The Schrafft Center office complex in Charlestown, Massachusetts, the former factory that produced Schrafft's candies (March 2008)

The Schrafft Candy Company was a candy, chocolate and cake company based in Sullivan Square, Charlestown, Massachusetts. In 1861, it introduced jelly beans to the United States and told the customers to send them off to civil war soldiers. The famous Schrafft's neon sign is a significant landmark in Boston, although the former factory it sits above, constructed in 1928, has been redeveloped for business accommodation. Schrafft's later expanded to form a chain of Schrafft's restaurants in New York, and a collection of motor inns and restaurants along the eastern seaboard from New England to Florida during the 1950s and 1960s.

==History==
Schrafft's was founded as a candy company by William F. Schrafft in Boston, in 1861. The company expanded into the restaurant business, and by 1915, they had nine stores in Manhattan, one in Brooklyn, and one in Syracuse, NY, as well as the facility in Boston. In 1929, Schrafft's was acquired by the Frank G. Shattuck Company. They had grown to 22 stores in 1923, 42 stores in 1934, and 55 stores in 1968.

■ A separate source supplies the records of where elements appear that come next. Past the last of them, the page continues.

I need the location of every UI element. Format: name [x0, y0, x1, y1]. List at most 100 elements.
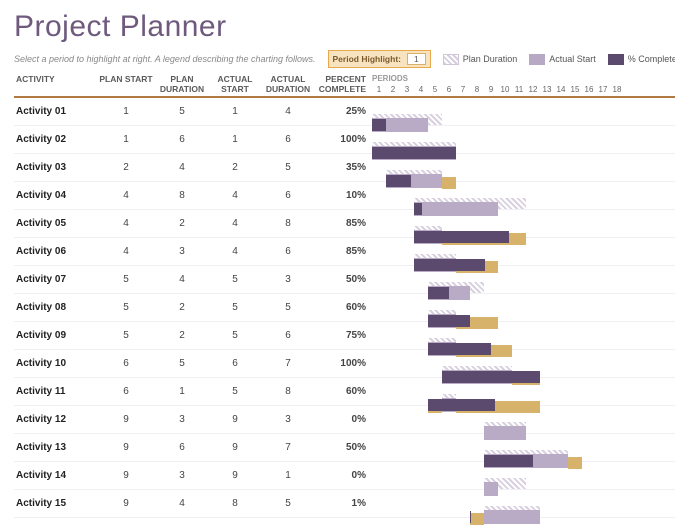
cell-plan-start: 9: [98, 498, 154, 509]
cell-actual-duration: 3: [260, 414, 316, 425]
bar-complete: [414, 203, 422, 215]
table-row: Activity 01151425%: [14, 98, 675, 126]
cell-actual-duration: 7: [260, 442, 316, 453]
swatch-plan-icon: [443, 54, 459, 65]
cell-plan-start: 9: [98, 442, 154, 453]
table-header-row: ACTIVITY PLAN START PLAN DURATION ACTUAL…: [14, 74, 675, 98]
period-number: 15: [568, 85, 582, 94]
bar-actual: [442, 177, 456, 189]
period-number: 5: [428, 85, 442, 94]
cell-activity: Activity 14: [14, 470, 98, 481]
cell-percent-complete: 100%: [316, 134, 372, 145]
cell-activity: Activity 09: [14, 330, 98, 341]
cell-actual-duration: 6: [260, 190, 316, 201]
header-plan-duration: PLAN DURATION: [154, 74, 210, 94]
cell-plan-start: 4: [98, 246, 154, 257]
cell-actual-start: 5: [210, 330, 260, 341]
period-number: 16: [582, 85, 596, 94]
header-plan-start: PLAN START: [98, 74, 154, 94]
cell-plan-duration: 4: [154, 498, 210, 509]
cell-actual-start: 6: [210, 358, 260, 369]
legend-complete-label: % Complete: [628, 54, 675, 64]
bar-complete: [484, 455, 533, 467]
cell-activity: Activity 11: [14, 386, 98, 397]
cell-plan-duration: 4: [154, 162, 210, 173]
period-number: 13: [540, 85, 554, 94]
cell-activity: Activity 05: [14, 218, 98, 229]
cell-actual-start: 2: [210, 162, 260, 173]
cell-plan-duration: 5: [154, 358, 210, 369]
legend-plan: Plan Duration: [443, 54, 518, 65]
cell-plan-duration: 6: [154, 442, 210, 453]
table-row: Activity 1293930%: [14, 406, 675, 434]
period-number: 3: [400, 85, 414, 94]
period-number: 2: [386, 85, 400, 94]
cell-actual-start: 5: [210, 386, 260, 397]
bar-actual: [568, 457, 582, 469]
cell-percent-complete: 85%: [316, 246, 372, 257]
cell-plan-start: 6: [98, 386, 154, 397]
bar-complete: [386, 175, 411, 187]
cell-plan-start: 5: [98, 274, 154, 285]
cell-plan-start: 6: [98, 358, 154, 369]
cell-percent-complete: 25%: [316, 106, 372, 117]
cell-percent-complete: 1%: [316, 498, 372, 509]
cell-plan-duration: 2: [154, 302, 210, 313]
period-highlight-value[interactable]: 1: [407, 53, 426, 65]
legend-actual: Actual Start: [529, 54, 596, 65]
period-number: 8: [470, 85, 484, 94]
table-row: Activity 106567100%: [14, 350, 675, 378]
table-row: Activity 06434685%: [14, 238, 675, 266]
cell-actual-start: 5: [210, 274, 260, 285]
cell-plan-duration: 1: [154, 386, 210, 397]
bar-complete: [428, 343, 491, 355]
period-number: 14: [554, 85, 568, 94]
cell-actual-start: 8: [210, 498, 260, 509]
period-number: 7: [456, 85, 470, 94]
page-title: Project Planner: [14, 10, 675, 44]
cell-activity: Activity 07: [14, 274, 98, 285]
bar-complete: [372, 147, 456, 159]
bar-complete: [414, 231, 509, 243]
cell-percent-complete: 60%: [316, 302, 372, 313]
bar-complete: [372, 119, 386, 131]
hint-text: Select a period to highlight at right. A…: [14, 54, 316, 64]
cell-actual-duration: 6: [260, 246, 316, 257]
cell-activity: Activity 04: [14, 190, 98, 201]
cell-plan-duration: 2: [154, 218, 210, 229]
cell-activity: Activity 06: [14, 246, 98, 257]
period-highlight-box[interactable]: Period Highlight: 1: [328, 50, 431, 68]
cell-actual-duration: 5: [260, 302, 316, 313]
cell-plan-start: 9: [98, 414, 154, 425]
cell-actual-duration: 4: [260, 106, 316, 117]
table-row: Activity 11615860%: [14, 378, 675, 406]
period-number: 18: [610, 85, 624, 94]
cell-actual-duration: 8: [260, 386, 316, 397]
table-row: Activity 1594851%: [14, 490, 675, 518]
table-row: Activity 13969750%: [14, 434, 675, 462]
bar-complete: [428, 287, 449, 299]
bar-overlap: [484, 426, 526, 440]
cell-activity: Activity 13: [14, 442, 98, 453]
cell-activity: Activity 12: [14, 414, 98, 425]
cell-activity: Activity 02: [14, 134, 98, 145]
legend-plan-label: Plan Duration: [463, 54, 518, 64]
table-row: Activity 08525560%: [14, 294, 675, 322]
header-periods: PERIODS: [372, 74, 408, 83]
cell-actual-start: 9: [210, 470, 260, 481]
bar-complete: [428, 315, 470, 327]
cell-plan-start: 5: [98, 302, 154, 313]
cell-plan-start: 4: [98, 218, 154, 229]
legend-complete: % Complete: [608, 54, 675, 65]
table-row: Activity 04484610%: [14, 182, 675, 210]
bar-complete: [414, 259, 485, 271]
cell-actual-start: 4: [210, 190, 260, 201]
cell-plan-duration: 8: [154, 190, 210, 201]
period-number: 10: [498, 85, 512, 94]
cell-percent-complete: 60%: [316, 386, 372, 397]
period-number: 12: [526, 85, 540, 94]
cell-plan-duration: 4: [154, 274, 210, 285]
cell-percent-complete: 35%: [316, 162, 372, 173]
cell-plan-duration: 3: [154, 470, 210, 481]
cell-percent-complete: 100%: [316, 358, 372, 369]
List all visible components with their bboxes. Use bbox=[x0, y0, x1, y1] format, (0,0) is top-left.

Schrafft's sponsored the 1959 CBS telecast of The Wizard of Oz, the first of the film's annual telecasts (it had been shown once before on television in 1956).

PET milk merged with the Frank G. Shattuck Company in 1967, breaking the ice cream, restaurant and cake, and candy operations into separate companies. Gulf and Western Industries acquired the candy operations in 1974 from Helme Products.

In 1968, in an attempt to broaden their customer base, Schrafft's commissioned a 60-second television commercial from pop artist Andy Warhol.

In 1981, Gulf and Western announced it would shut down its Schrafft Candy subsidiary after it had continued to be unprofitable. Schrafft's was later sold to the American Safety Razor Company.

In 1984, it was announced that Schrafft's last candy factory would be closed. American Safety Razor originally had plans to sell the plant to a group of private investors led by Samuel R. Kostick, but the deal fell through when the group could not raise enough money. After its closure, the plant was sold to The Flatley Company.

The former candy factory was renovated and turned into a commercial office space. Located at 529 Main Street, Charlestown, Massachusetts, it is known as The Schrafft Center. Among its tenants are Business Valuation Resources, Boston Digital, Fitcorp, All IT Supported, Bright Horizons Family Solutions, Beacon Hospice, iCorps Technology, Mary Kay Cosmetics, Newton Scientific, Telemundo Boston, Crestron Electronics, Quadratic 3D, and the Massachusetts Department of Public Health.